My two favorite Chinese......LOL

 
Sarah and me
 

 
The men in my life!
 
 
Selah trying to push out of her chair!  When I wouldn't help her she turned her head all the way to the other side so she didn't have to look at me.  My goal was 1.5 hours in the car seat:)  We made it
 

Monday, November 26, 2012

Day 22 Fish OIl Study

Well, in many ways today was a great day.  Selah was very responsive and worked well in therapy.  She held her head up.  She moved quite a bit.  She swallowed different things.  No fevers....BUT after therapy when a nurse suctioned her there was a question on whether she had aspirated some of her Popsicle.  No one knows for sure but as of now she is off anything by mouth until she has a certain test (can't remember the name of the test`nothing easy like a swallow study of course....)  so we are having that set up. 

Every doctor I spoke to yesterday said the little spot (that no one is 100% sure is pneumonia) was NOT from aspirations!  It was in the wrong spot for an aspiration type of pneumonia. 

We are not too worried about things, she is doing so well over all and with therapy.  I am planning on videoing her tomorrow during therapy so everyone can see how well she is doing.  Please keep her in prayer!!!!

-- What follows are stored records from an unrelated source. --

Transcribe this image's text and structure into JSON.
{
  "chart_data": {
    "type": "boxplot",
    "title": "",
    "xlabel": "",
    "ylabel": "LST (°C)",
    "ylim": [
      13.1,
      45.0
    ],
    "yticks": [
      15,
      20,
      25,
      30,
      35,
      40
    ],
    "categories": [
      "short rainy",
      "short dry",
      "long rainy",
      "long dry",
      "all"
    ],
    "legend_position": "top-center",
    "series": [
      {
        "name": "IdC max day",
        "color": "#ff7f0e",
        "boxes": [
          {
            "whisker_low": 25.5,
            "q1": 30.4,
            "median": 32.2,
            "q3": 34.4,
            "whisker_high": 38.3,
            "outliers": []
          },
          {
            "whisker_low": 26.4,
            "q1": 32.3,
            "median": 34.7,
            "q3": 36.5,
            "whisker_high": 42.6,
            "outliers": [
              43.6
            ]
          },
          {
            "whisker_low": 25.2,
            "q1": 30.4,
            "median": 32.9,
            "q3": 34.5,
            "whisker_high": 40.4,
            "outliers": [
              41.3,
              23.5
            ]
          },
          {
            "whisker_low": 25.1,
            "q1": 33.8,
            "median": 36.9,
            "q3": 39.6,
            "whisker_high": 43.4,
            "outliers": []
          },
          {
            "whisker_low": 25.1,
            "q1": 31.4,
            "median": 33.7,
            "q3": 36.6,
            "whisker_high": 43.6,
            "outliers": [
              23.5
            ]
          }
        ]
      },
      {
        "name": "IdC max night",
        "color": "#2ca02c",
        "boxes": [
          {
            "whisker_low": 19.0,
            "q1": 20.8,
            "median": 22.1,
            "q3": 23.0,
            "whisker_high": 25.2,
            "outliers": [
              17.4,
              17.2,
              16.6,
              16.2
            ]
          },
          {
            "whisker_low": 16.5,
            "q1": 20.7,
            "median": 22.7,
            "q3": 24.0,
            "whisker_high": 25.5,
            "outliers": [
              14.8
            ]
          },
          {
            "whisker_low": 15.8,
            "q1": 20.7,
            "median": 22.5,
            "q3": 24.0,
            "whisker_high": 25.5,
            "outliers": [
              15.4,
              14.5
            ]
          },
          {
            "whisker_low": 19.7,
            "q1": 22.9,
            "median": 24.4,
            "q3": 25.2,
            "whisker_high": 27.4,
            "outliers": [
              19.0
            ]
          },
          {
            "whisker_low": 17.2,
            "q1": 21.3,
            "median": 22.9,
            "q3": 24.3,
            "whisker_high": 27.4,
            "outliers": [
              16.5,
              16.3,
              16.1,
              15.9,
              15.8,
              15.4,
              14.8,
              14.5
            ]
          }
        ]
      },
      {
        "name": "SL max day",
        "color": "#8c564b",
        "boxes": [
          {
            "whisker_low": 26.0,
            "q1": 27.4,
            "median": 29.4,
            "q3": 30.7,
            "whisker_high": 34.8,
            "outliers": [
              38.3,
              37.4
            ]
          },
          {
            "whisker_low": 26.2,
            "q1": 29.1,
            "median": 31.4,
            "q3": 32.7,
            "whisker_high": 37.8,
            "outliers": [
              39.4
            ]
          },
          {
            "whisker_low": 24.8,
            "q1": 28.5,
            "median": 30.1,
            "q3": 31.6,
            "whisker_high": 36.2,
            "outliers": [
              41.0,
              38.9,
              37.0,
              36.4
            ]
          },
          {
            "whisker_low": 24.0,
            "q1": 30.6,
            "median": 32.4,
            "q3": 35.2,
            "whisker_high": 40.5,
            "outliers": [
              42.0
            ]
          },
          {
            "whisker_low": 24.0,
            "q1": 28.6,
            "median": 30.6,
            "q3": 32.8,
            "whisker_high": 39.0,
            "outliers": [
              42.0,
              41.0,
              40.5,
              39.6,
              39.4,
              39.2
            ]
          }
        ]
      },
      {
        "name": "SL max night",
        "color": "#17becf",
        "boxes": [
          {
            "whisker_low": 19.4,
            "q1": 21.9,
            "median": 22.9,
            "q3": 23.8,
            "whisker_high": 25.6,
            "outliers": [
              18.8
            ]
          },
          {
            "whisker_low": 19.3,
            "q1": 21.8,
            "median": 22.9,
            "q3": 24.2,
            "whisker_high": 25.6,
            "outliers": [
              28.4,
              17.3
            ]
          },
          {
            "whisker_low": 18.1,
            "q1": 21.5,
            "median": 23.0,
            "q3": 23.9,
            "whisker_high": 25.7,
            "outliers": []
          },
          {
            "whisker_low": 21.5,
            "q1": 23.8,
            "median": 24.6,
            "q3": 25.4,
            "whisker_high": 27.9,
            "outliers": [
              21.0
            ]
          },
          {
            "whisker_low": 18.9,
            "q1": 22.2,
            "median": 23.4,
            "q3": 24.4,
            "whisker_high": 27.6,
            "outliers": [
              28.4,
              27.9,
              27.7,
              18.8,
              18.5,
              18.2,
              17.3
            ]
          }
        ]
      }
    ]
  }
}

The plan is now....for her to be transferred next Tuesday on Dec 4th.  Well see......that will be our 112th day here.  It's hard to think we will ever leave and we're kinda ok with that.  We'd like to leave her with the same child we came here with....

Sunday, November 25, 2012

More Snow pictures

Me on the deck of the RMH with snow!!!
 
 

Steve's first snow ball
 
 
 
Winter wonderland

Shad had a blast making snowballs  this was his first one.  He slid all over the deck and used up all the snow LOL
 
 
 
 
this Florida car has some snow on it!
 
 
Can you tell we are excited about the snow:)
 
 
 

Day 21~ Pneumonia


 
Selah is half asleep in this picture.  I had Jon on the phone & put it to her ear and she turned her face towards the phone:)  she tried to get as close to it as possible.   She loves her daddy!


It's official Selah has pneumonia.  It is a small suspicious spot but she did spike a fever this morning and we know she has been battling a cold since last weekend.  Probably if she was up and moving she would have not gotten pneumonia but thankfully this is just a small spot and she should be better soon.   She is not requiring oxygen and even is just using her "nose"  Please pray for her that she will have no complications!

Of course this changes things, we won't leave until she is over this, probably 7-10 days.  I can't say I'm sorry that we aren't leaving!  I really want for the doctors and therapists to see Selah as she recovers.  So if we leave next week, she will be at 4 weeks on the fish oil.   Maybe we will see some significant changes by then.  That is my hope!

So please continue to keep her in prayer!!!  Thank you so much!